As far as job creation . . . You are right that people tend to overestimate how much they will help.

The other big advantage to tariffs (and this does impact job creation, but it is difficult to get an exact count) is they are a clean “economically ideal” way to offset the myriad of non-tariff barriers many countries have imposed against free trade.

  • Europe funds a lot of its economy with a VAT but rebates the VAT for exports
  • China has two currencies and fixes its currency value, plus it outlaws unions or even moving out of a town where labor supply is high and wages are low.
  • Mexico outlaws broad categories of foreign land ownership, gives preferential treatment to is agricultural collectives, and the cartels run everything from the unions to the local governments to the avocado market.

The arguments against tariffs are almost always based on some hypothetical "fair-trade/level-playing field model that simply does not exist except in the minds of the gullible.

I don’t think other countries revenue models or even their ownership laws make much difference to the tariffs conversation.

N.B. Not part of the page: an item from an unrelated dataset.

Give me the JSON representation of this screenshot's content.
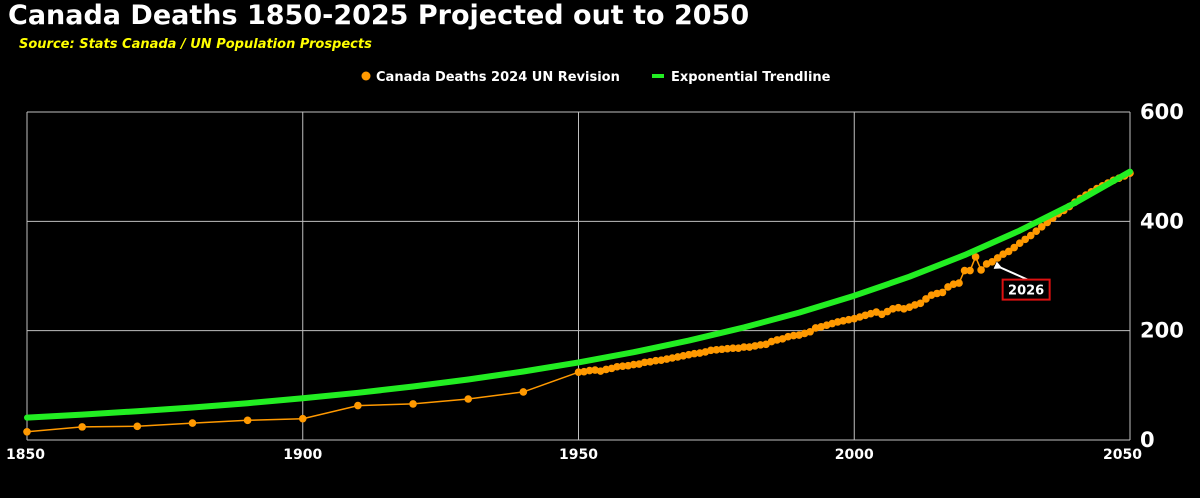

We want our companies to be able to sell into their economies. And we want them to be able to buy things from them to keep their companies going. How those countries govern is irrelevant to that goal.

Except for China - China’s model does create an unfair advantage our companies can’t compete with. Which is why we should have stayed in the TPP.

The purposes of tariffs.

It’s just insanity.

How are you defining “better” here? More economically efficient?